Arquitectura megalítica

    En la franja atlántica europea, de norte a sur, a mediados del V milenio a.C., hizo su aparición el megalitismo, sorprendentes sepulcros colectivos en piedra con frecuencia levantados en emplazamientos sobrecogedores, que representan la más antigua forma de arquitectura. Su presencia significa no sólo la existencia de grupos humanos poseedores de una concepción religiosa propia, sino de una organización social avanzada sin la cual no habría sido posible su construcción.

    Favorecidos por los cambios climáticos, con el descubrimiento de la agricultura los hombres se hicieron sedentarios; atarse a la tierra para esperar la recogida de las cosechas acarreó el mayor cambio de la historia de la humanidad: la revolución neolítica. La caza dejó de ser necesidad urgente y una nueva forma de vida en poblados desplazó definitivamente el nomadismo anterior, dando lugar también al nacimiento del pastoreo, el tejido, la carpintería, la cerámica y la arquitectura.

    Estudios científicos han desvelado la importancia del culto a los muertos con el que se relaciona el nacimiento de la arquitectura megalítica. Grandes piedras toscamente labradas o sin labrar, solas o en conjuntos, con objeto de significar un lugar determinado; se trata de monumentos religiosos y enterramientos que se pueden encontrar en cualquier parte del mundo, aunque pertenezcan entre sí a épocas diferentes.

    Pueden clasificarse en cuatro tipos: menhir, crómlech, alineamiento y cámara funeraria. El más sencillo de los megalitos es el menhir, una piedra única hincada en la tierra verticalmente a la que se ha pretendido dar cierta forma alargada o cúbica, y que, en algunos casos, puede alcanzar los veinte metros de altura, como los de Bretaña, en Francia. En algunos lugares se encuentran alineados los unos con los otros formando una hilera; es el caso de Carnac y Avebury, también en Francia, o en círculo, los crómlech, cuyo ejemplo más asombroso es el de Stonehenge en Inglaterra. Éste lo forma una estructura circular de unos cien metros de diámetro, para la que fue necesario desplazar grandes monolitos pétreos traídos desde Gales, a más de doscientos kilómetros de distancia. Los círculos dejan una avenida de entrada que está orientada al sol naciente en el solsticio de verano. El conjunto siguió en uso durante más de 1.500 años.

    El megalito más complejo es el dolmen, una sepultura colectiva formada por un corredor y una cámara cubierta con falsa cúpula construida con hiladas de piedra que se aproximan en el centro.
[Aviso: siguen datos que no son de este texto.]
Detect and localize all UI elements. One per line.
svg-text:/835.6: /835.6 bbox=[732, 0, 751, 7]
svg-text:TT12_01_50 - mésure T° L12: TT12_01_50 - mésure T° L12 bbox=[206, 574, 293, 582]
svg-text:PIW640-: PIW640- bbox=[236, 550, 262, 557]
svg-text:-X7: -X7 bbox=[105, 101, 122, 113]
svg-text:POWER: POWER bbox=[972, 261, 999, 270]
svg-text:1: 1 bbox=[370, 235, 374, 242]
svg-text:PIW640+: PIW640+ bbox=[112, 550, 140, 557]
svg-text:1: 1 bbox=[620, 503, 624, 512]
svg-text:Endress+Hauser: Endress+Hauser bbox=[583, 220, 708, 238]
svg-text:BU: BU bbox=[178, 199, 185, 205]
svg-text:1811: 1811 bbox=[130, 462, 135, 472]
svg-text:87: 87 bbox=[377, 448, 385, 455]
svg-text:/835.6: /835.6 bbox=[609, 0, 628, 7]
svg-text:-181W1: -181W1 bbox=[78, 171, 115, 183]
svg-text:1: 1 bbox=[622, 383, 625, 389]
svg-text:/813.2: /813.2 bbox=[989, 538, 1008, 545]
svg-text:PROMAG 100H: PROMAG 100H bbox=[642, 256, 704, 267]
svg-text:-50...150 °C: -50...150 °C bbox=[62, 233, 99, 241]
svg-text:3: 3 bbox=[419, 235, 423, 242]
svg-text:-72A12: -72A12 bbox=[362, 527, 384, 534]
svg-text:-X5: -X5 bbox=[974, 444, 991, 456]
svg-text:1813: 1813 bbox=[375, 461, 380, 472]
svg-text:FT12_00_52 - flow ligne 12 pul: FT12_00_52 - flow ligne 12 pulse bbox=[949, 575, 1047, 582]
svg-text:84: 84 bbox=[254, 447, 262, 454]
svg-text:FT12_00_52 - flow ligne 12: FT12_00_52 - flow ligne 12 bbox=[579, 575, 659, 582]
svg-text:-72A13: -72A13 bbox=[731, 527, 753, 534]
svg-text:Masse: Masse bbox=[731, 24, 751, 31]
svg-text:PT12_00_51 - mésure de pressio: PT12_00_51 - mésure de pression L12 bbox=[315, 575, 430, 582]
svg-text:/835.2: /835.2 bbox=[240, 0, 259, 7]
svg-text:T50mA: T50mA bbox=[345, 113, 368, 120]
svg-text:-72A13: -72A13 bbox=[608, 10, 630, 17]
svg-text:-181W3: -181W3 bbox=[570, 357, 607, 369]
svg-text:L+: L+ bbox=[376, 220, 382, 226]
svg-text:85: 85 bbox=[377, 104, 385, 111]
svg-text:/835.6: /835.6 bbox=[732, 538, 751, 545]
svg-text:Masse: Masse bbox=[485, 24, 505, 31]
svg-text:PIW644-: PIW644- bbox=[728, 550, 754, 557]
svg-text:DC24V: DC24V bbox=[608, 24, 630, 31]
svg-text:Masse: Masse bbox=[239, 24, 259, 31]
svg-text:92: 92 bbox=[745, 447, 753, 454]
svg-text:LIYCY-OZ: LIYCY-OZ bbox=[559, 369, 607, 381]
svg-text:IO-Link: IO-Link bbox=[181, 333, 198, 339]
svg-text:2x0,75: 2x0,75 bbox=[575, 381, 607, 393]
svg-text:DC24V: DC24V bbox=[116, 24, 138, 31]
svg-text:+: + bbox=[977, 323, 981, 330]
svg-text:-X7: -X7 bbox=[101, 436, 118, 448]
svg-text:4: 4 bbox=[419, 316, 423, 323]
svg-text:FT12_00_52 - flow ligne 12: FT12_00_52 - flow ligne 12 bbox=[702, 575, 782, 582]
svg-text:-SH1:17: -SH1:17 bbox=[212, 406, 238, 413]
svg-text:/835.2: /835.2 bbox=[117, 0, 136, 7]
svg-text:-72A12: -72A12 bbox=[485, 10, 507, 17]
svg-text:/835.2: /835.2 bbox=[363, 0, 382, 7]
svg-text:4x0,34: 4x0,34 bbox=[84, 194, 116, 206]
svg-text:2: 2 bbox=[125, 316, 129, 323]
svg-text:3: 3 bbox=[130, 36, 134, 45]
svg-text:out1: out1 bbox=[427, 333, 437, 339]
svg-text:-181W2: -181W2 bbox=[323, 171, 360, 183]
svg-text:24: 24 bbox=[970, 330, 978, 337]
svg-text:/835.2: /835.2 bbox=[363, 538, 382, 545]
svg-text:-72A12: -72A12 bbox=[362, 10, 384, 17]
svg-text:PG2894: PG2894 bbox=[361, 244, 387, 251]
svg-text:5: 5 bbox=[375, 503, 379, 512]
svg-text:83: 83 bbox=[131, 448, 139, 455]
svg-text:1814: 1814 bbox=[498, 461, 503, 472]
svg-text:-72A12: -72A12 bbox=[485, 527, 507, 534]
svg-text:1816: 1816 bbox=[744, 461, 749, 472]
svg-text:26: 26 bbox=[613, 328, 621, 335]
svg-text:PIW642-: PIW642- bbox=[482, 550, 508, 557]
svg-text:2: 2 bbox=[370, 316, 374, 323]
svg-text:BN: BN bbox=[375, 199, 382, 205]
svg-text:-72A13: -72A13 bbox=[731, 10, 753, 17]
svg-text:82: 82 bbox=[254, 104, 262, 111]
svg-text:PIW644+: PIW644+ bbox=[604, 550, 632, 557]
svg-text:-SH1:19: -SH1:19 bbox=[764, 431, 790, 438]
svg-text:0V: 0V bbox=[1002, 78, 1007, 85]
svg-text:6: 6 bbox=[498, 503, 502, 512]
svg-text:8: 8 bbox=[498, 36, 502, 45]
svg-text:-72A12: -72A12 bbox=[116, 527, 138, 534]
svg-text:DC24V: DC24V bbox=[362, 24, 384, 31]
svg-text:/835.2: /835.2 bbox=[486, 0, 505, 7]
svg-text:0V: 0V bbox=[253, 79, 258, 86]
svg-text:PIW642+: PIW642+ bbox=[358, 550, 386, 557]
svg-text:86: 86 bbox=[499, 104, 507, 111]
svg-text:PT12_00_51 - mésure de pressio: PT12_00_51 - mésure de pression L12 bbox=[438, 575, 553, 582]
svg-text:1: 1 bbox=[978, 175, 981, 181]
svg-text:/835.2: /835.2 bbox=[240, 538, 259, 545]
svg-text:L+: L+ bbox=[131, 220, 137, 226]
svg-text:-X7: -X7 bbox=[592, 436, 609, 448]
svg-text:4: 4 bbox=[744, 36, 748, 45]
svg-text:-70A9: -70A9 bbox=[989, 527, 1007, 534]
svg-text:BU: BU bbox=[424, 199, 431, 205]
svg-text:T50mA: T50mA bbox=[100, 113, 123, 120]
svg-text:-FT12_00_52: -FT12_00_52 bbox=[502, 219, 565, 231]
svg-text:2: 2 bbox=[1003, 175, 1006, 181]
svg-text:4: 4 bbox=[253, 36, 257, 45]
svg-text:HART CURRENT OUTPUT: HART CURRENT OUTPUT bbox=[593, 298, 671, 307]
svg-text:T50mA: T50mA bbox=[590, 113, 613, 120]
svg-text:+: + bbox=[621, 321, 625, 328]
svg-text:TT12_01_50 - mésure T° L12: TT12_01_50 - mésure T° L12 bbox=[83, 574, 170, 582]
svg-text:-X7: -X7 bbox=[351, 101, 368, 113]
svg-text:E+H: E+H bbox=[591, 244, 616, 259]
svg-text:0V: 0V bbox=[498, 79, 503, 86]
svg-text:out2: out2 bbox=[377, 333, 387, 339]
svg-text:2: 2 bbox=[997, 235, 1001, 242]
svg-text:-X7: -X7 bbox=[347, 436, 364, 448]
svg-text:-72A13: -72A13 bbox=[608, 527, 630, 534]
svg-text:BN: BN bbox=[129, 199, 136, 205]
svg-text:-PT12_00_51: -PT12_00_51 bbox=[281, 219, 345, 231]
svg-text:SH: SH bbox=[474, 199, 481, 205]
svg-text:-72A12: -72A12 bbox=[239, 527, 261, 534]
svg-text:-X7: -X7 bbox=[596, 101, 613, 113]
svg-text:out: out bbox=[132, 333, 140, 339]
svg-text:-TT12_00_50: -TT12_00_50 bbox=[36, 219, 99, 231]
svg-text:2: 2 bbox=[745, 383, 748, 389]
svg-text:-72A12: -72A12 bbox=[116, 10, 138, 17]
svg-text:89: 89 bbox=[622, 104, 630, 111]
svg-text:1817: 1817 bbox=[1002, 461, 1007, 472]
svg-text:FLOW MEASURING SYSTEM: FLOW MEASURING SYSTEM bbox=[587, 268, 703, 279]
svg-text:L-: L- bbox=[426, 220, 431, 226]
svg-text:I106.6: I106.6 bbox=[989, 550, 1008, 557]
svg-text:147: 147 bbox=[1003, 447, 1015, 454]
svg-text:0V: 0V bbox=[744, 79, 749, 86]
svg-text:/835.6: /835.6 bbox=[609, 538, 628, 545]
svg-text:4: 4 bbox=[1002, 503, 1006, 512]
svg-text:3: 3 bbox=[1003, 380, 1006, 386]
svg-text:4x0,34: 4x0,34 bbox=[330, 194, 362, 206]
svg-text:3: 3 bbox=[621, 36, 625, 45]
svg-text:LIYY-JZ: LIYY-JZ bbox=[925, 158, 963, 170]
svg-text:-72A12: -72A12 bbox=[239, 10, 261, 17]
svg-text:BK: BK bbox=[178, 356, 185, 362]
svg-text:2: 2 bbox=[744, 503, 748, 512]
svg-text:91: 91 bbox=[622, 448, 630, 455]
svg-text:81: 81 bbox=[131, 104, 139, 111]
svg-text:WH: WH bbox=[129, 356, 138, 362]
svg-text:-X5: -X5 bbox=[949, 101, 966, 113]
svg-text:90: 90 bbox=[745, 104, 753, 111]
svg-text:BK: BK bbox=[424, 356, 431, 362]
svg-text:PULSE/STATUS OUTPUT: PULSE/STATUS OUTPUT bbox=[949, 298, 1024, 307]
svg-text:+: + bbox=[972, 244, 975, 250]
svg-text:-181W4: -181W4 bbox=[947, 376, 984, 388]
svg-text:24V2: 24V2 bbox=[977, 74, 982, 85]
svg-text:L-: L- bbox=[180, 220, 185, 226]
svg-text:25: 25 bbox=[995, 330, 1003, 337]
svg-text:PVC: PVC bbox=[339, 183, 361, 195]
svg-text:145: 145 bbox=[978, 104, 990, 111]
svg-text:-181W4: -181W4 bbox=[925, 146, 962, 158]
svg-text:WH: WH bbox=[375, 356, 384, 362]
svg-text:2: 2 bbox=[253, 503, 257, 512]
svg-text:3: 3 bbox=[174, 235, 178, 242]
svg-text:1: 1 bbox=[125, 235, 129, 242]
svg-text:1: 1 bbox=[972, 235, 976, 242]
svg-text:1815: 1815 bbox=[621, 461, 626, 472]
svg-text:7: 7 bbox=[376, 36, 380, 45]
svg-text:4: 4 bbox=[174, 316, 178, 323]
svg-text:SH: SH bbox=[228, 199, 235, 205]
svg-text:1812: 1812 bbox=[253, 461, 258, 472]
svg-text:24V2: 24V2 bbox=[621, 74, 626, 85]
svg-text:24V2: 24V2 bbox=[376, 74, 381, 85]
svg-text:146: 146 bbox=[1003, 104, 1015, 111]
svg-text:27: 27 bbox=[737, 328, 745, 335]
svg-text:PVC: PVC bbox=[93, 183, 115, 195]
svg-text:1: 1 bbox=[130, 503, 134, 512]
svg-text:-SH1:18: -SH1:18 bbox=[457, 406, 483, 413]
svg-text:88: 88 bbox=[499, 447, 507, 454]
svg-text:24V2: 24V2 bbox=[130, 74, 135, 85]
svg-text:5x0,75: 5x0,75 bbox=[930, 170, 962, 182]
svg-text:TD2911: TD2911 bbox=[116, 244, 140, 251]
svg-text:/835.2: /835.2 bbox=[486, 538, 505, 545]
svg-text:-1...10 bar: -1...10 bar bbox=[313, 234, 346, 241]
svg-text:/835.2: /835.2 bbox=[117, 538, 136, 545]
Entre los mejores ejemplos se encuentran las cuevas de Menga y del Romeral, en Antequera, Málaga, al sur de España. Los interiores de algunos de estos monumentos megalíticos podían estar decorados con sencillos motivos geométricos. Parece ser que su realización estaba por encima de pueblos y fronteras, tesis reafirmada al comprobar que los cadáveres enterrados junto a estos monumentos pertenecen a razas diversas; además, la lejanía entre la cantera y el emplazamiento no significaba un inconveniente para su realización. En algunos dólmenes de corredor se han encontrado pilares decorados con grabados que representan hachas. Existen muchos lugares con este tipo de arte: Newgrange, en Meath, Irlanda; Locmariaquer, en el Morbihan, Francia, o los templos trilobulados de la isla de Malta.

    En las Islas Baleares se encuentran también los talayots, torres de carácter defensivo que corresponden a épocas posteriores y que, por su parecido con las nuragas de Cerdeña, se asocian con el tráfico comercial por el Mediterráneo.

    Antiguamente se pensaba que la arquitectura megalítica tenía su punto de origen en Egipto, pero gracias a la datación radio-carbónica se descubrió que muchos monumentos europeos de las tierras atlánticas son muy anteriores a las pirámides del valle del Nilo. Existen ejemplos de arquitectura megalítica repartidos por los cuatro continentes, pero pertenecen a épocas muy diversas y, por lo tanto, deben ser considerados como fenómenos independientes. Los de Europa occidental se datan en la prehistoria, principalmente en el neolítico y en la edad de bronce. En la India fueron probablemente realizados durante los primeros siglos de la era cristiana, mientras que los encontrados en la isla de Pascua se consideran contemporáneos de la edad media.

    La desnudez con la que una construcción megalítica se impone en el paisaje se debe a la tensión de su masa de piedra hincada en la tierra en medio de un llano. Pero estas construcciones exigieron que sus artífices inventaran sistemas para transportar e hincar en el punto decidido las enormes piezas elegidas; más tarde quisieron levantar muros que luego habrían de techar. Habían inventado la arquitectura, o lo que es lo mismo, levantar unos muros y cubrir un espacio.